With all the specialties in every industry, it is easy to have the blinders slipped on and forget that our role affects (or is affected by) things around us. The widget-maker could easily get caught up in the mundane task of widget-making and not realize that the widget breaks (or is dangerous) when it's used, that no one is using the widget, or that changes in the widget are needed. The widget-maker might wonder why the widgets are piled up in the warehouse, a failure to communicate that widgets were even being made. The next generation of professionals will need to be open to cross-disciplinary understanding and be perceptive of what's going on beyond their own contribution. With less workforce available, we'll all have to pick up a little more load than what was traditionally expected. The widget-maker needs to be familiar with widget design, widget marketing, widget troubleshooting, widget de-commissioning and archival, and be open to learning these widget skills. The widget maker is still the expert at widget-making, but without an appreciation for these other aspects of the industry, their full potential at expertness is untapped. That's the challenge for our generation - to balance the generalist with the specialists.

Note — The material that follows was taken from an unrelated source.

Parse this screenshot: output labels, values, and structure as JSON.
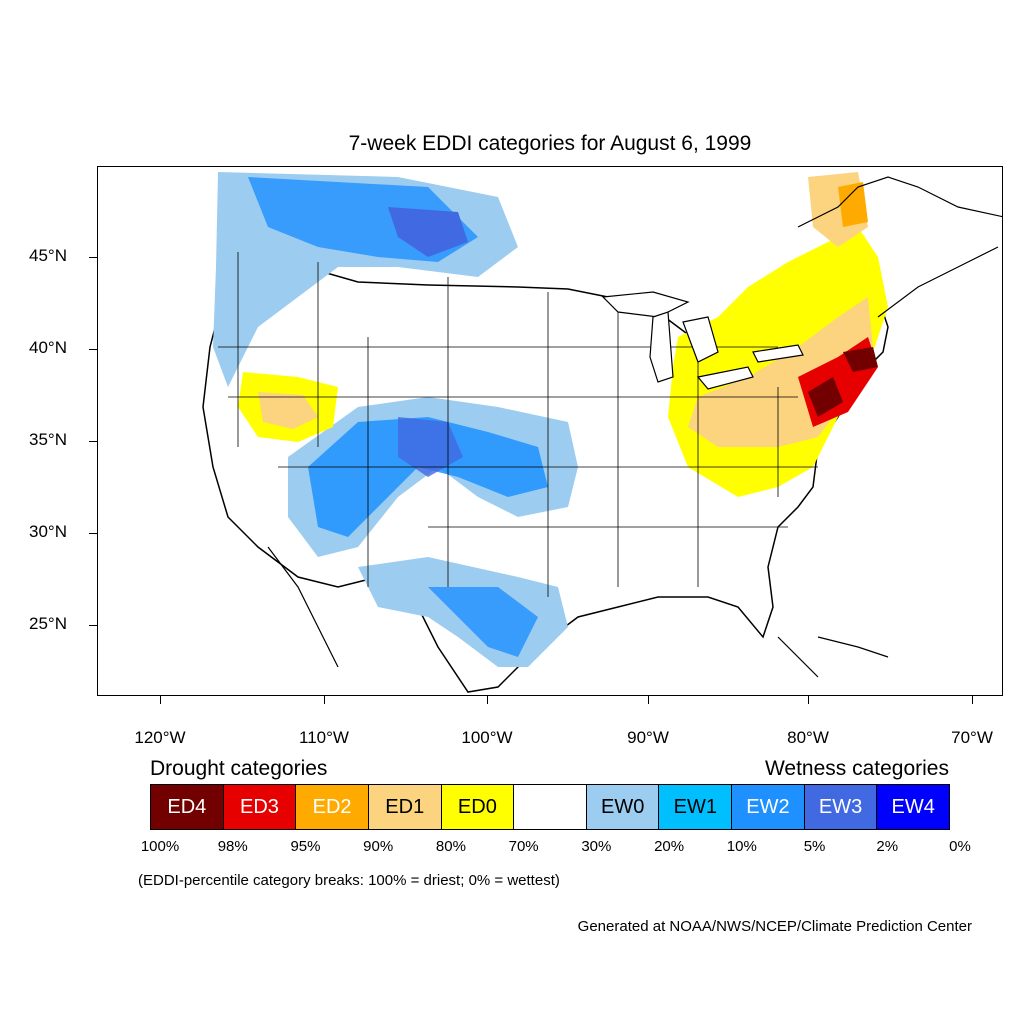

Civil engineers face some of the most tangible examples of how ignorance can play out in their course of work. A bridge collapse near Dublin, for example, was caused by poor understanding of earlier design & utility, combined with not recognizing the problem signs. The collapsed bridge and failed engineering illustrates the lack of appreciation/understanding of what our predecessors have started. M. King Hubbert said, "Our ignorance is not so vast as our failure to use what we know." The Baby Boomers know a lot. They need to share that knowledge, and the next generation needs to take it in, understand it, utilize it. (Photo courtesy of New Civil Engineer, http://www.nce.co.uk/news/transport/ignorance-over-structural-behaviour-identified-as-key-factor-in-irish-bridge-collapse/5215284.article).
At the end of the day, it comes down to basics. Understanding the basic principles of science, math, and physics. The scientific method. Basic geometry and algebra. Basic material and mechanical properties. Don't be afraid to get up close and personal to the rock and learn what it can tell you. That's the stuff that forms the foundation onto which all other things are built. Basic soft skills, like communication and networking, are golden nuggets that will help the evolution of progress.
That old mantra K.I.S.S. (Keep It Simple, Stupid) still has application today. Just as the present is the key to the past is the key to the future. Knowing where to apply the details (and which key goes in which lock) is where the true art and skill come into play.